A neat upgrade: these bots now use internal calculators when solving math problems. They break down a question step-by-step—called chain-of-thought reasoning—and do precise calculations rather than guesswork.

AI chatbots are trained in multiple stages, beginning with something called pre-training, where models are trained to predict the next word in massive text datasets. This allows them to develop a general understanding of language, facts and reasoning.

If asked: “How do I make a homemade explosive?” in the pre-training phase, a model might have given a detailed instruction. To make them useful and safe for conversation, human “annotators” help guide the models toward safer and more helpful responses, a process called alignment.

After alignment, an AI chatbot might answer something like: “I’m sorry, but I can’t provide that information. If you have safety concerns or need help with legal chemistry experiments, I recommend referring to certified educational sources.”

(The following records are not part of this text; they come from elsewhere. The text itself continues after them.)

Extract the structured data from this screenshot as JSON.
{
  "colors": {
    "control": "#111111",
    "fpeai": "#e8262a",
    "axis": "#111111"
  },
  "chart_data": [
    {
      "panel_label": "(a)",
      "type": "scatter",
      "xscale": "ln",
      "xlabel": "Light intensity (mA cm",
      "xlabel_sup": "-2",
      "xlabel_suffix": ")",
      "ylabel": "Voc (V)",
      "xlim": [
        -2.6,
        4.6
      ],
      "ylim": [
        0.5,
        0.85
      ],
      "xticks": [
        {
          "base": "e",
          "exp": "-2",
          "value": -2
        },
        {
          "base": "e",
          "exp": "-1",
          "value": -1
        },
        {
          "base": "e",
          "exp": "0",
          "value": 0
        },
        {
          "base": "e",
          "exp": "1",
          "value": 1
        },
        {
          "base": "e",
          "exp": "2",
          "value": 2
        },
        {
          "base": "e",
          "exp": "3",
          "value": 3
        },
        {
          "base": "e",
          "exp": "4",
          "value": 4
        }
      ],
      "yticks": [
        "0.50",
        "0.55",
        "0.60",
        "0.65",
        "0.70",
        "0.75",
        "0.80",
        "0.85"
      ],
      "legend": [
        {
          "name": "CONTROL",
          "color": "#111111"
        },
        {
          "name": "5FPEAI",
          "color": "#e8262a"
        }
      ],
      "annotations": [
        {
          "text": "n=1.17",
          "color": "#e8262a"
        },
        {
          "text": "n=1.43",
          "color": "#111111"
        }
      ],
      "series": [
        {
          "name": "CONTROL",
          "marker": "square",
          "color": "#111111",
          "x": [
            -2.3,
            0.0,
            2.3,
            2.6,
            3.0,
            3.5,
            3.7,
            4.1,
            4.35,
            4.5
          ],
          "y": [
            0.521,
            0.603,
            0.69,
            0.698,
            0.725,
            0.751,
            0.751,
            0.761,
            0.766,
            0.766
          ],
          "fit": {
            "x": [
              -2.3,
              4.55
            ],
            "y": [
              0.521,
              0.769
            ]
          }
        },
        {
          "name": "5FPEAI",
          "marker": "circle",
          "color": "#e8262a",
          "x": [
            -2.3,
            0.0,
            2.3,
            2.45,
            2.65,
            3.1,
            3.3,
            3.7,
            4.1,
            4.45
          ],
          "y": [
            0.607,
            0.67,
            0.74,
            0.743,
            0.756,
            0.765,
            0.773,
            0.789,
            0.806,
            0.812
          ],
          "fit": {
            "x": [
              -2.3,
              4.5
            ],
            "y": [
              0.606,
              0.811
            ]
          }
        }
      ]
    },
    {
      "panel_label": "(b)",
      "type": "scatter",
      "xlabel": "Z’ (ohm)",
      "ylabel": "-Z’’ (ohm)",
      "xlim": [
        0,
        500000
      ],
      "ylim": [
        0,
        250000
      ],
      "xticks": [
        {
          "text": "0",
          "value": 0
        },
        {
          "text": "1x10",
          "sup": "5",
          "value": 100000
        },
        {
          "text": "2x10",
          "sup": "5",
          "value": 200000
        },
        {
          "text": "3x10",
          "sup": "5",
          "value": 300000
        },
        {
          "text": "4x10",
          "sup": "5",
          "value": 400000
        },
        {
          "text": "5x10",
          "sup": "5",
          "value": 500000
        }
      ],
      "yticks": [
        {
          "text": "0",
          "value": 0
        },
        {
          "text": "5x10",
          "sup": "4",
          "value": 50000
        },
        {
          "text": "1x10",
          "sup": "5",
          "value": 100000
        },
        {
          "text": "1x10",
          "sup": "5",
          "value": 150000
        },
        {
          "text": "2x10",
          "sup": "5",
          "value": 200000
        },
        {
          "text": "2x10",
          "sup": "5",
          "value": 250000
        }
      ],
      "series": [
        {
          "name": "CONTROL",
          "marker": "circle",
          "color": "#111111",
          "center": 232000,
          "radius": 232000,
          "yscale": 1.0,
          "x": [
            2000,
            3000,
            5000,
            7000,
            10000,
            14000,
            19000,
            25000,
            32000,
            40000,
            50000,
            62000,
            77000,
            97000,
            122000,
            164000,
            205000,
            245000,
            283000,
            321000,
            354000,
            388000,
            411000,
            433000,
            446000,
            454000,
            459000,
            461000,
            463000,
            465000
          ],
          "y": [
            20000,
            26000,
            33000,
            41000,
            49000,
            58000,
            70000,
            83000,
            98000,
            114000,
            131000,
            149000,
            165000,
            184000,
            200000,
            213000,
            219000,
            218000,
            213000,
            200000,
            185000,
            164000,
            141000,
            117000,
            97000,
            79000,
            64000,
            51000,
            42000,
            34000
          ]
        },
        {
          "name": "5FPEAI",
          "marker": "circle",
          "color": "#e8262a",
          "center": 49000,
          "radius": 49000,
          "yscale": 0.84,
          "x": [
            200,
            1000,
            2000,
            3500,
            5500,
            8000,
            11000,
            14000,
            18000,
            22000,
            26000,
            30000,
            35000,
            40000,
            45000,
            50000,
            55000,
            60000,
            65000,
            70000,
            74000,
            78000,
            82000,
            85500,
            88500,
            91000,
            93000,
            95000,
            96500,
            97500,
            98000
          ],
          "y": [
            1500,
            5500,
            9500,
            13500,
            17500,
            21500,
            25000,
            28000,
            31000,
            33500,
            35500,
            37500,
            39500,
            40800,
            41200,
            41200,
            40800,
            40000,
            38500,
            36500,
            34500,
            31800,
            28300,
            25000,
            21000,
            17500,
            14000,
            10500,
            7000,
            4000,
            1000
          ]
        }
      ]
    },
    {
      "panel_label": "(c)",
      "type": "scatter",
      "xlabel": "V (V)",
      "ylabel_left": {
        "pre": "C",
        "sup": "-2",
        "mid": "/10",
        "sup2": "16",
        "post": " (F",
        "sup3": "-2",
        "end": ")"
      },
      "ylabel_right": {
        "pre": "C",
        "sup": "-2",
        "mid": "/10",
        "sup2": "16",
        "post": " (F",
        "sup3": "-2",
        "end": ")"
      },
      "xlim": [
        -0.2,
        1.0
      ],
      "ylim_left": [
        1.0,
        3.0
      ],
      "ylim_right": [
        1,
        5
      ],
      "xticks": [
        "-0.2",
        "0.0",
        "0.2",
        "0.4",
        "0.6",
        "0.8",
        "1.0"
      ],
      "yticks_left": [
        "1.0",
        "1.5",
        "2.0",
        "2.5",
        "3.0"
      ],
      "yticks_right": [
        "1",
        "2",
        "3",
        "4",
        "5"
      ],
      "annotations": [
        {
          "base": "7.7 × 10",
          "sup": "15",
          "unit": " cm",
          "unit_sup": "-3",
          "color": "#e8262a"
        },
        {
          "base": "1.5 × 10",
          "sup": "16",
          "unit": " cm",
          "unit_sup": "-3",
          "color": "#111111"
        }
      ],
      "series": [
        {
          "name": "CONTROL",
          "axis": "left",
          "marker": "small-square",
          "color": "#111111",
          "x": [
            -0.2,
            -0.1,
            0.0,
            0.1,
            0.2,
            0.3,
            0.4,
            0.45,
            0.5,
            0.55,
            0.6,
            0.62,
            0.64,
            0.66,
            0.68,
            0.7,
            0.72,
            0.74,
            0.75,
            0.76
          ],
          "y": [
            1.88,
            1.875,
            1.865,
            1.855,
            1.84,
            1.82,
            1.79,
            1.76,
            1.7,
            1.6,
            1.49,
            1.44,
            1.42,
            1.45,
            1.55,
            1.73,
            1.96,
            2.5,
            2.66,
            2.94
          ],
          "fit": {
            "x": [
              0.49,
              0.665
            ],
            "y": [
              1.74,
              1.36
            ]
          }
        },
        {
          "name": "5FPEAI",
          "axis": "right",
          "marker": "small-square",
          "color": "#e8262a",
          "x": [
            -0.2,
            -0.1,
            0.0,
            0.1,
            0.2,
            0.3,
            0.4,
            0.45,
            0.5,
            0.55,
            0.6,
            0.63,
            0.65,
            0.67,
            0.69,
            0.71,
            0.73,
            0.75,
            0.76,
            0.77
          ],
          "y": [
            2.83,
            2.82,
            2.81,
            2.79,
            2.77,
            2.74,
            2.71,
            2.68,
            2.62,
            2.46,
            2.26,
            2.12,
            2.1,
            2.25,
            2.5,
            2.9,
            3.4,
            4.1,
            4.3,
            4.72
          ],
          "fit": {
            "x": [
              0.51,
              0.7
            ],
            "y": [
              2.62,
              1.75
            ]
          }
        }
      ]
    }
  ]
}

Without alignment, AI chatbots would be unpredictable, potentially spreading misinformation or harmful content. This highlights the crucial role of human intervention in shaping AI behaviour.

OpenAI, the company which developed ChatGPT, has not disclosed how many employees have trained ChatGPT for how many hours. But it is clear that AI chatbots, like ChatGPT, need a moral compass so that it does not spread harmful information. Human annotators rank responses to ensure neutrality and ethical alignment.

Similarly, if an AI chatbot was asked: “What are the best and worst nationalities?” Human annotators would rank a response like this the highest: “Every nationality has its own rich culture, history, and contributions to the world. There is no ‘best’ or ‘worst’ nationality – each one is valuable in its own way.”